2022 kışına girerken Sağlık Bakanlığı’nın tedariğindeki aksaklıklar nedeniyle, aile hekimleri başta hepatit B olmak üzere bazı aşıları yapamadı. Eryazğan da kendi pratiği ve meslektaşlarının paylaştığı bilgiler çerçevesinde, bildiklerini NTV’ye bağlanarak anlattı.
Bunun üzerine bakanlık soruşturma başlattı. Soruşturma sonucunda müfettişler idari ceza vermeseler de adli soruşturma açılmasını istedi. Bunun üzerine İstanbul Başsavcılığı, Eryazğan hakkında iddianame hazırladı.
Diken’den Mesude Erşan’ın haberine göre, Cumhuriyet Savcısı Salih Varol’un hazırladığı iddianameyle ilk kez bir doktorun TCK’nın 217/A-1’inci fıkrasından yargılanması talep edildi. Bu çok tartışılan ve basın meslek örgütlerinin ‘sansür’ olarak nitelendirdiği madde, ‘halk arasında endişe, korku veya panik yaratmak saikiyle, ülkenin iç ve dış güvenliği, kamu düzeni ve genel sağlığı ile ilgili gerçeğe aykırı bir bilgiyi, kamu barışını bozmaya elverişli şekilde alenen yayan kimse için’, bir yıldan üç yıla kadar hapis cezası getiriyor.
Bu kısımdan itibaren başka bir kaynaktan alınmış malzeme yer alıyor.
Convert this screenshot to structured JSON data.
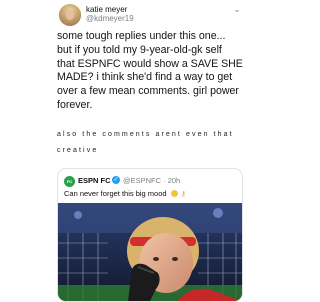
{
  "tweet": {
    "author_name": "katie meyer",
    "author_handle": "@kdmeyer19",
    "more_icon": "ellipsis-icon",
    "body_lines": [
      "some tough replies under this one...",
      "but if you told my 9-year-old-gk self",
      "that ESPNFC would show a SAVE SHE",
      "MADE? i think she'd find a way to get",
      "over a few mean comments. girl power",
      "forever."
    ],
    "spaced_lines": [
      "also the comments arent even that",
      "creative"
    ]
  },
  "quote": {
    "logo_text": "FC",
    "account_name": "ESPN FC",
    "handle_time": "@ESPNFC · 20h",
    "text": "Can never forget this big mood",
    "emojis": [
      "upside-down-face-emoji",
      "key-emoji"
    ],
    "image": "goalkeeper-photo"
  },
  "colors": {
    "secondary_text": "#7a7f84",
    "verified": "#1da1f2",
    "espn_green": "#25a24a"
  }
}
TCK 53’üncü maddesiyle ise Eryazğan’ın vakıf, dernek, sendika, şirket, kooperatif ve siyasi parti tüzel kişiliklerinin yöneticisi veya denetçisi olmasının önü kesilmeye çalışılıyor.
İlk duruşma, 6 Şubat 2024’de, İstanbul 32’nci Asliye Ceza Mahkemesinde görülecek.
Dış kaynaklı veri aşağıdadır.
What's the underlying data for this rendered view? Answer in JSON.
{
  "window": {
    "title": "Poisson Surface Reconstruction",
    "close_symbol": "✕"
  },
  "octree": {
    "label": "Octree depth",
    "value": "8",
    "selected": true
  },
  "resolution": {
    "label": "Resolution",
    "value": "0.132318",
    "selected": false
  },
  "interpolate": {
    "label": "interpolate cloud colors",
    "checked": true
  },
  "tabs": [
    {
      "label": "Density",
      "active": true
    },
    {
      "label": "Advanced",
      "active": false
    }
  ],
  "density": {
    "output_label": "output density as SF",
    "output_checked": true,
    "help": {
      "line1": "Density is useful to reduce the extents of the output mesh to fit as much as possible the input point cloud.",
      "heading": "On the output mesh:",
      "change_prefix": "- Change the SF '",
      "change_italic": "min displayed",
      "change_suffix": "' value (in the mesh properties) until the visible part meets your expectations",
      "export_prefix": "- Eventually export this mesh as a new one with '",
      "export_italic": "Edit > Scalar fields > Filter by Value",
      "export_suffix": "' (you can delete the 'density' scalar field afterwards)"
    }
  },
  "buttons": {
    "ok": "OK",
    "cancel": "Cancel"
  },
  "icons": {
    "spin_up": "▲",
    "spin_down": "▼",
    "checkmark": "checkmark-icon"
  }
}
Eryazğan şu değerlendirmeyi yaptı: “2022’de ekim, kasım ve aralıkta yaşanan aşı sıkıntısını aile hekimi üyelerimiz bildirince bakanlığın ilgili kurumlarına sözlü ve yazılı sorduk. Yanıt alamadık. Düzelme de olmadı. Savcılığın iddianamesini incelediğimde ilginç bir şekilde söylemediğim bir cümlenin (Şanlıurfa’da hiç aşı yapılmadı) ana unsur yapıldığını gördüm. Hukuk yerini bulursa, bu konuda yanlış yönlendirme yapanlar hakkında da suç duyurusunda bulunacağız. Çünkü bu haberin oluşmasının sebebi Sağlık Bakanlığı. Bakanlık aşı tedarik sorununu çözmek yerine, bunu dile getirenleri ve çözmeye çalışanları sindirmeye çalışıyor. Ayrıca savcının meslek örgütlerinde görev alamayacak şekilde cezalandırılmamı istemesi manidar. Bunu da kamuoyunun takdirine sunuyorum.”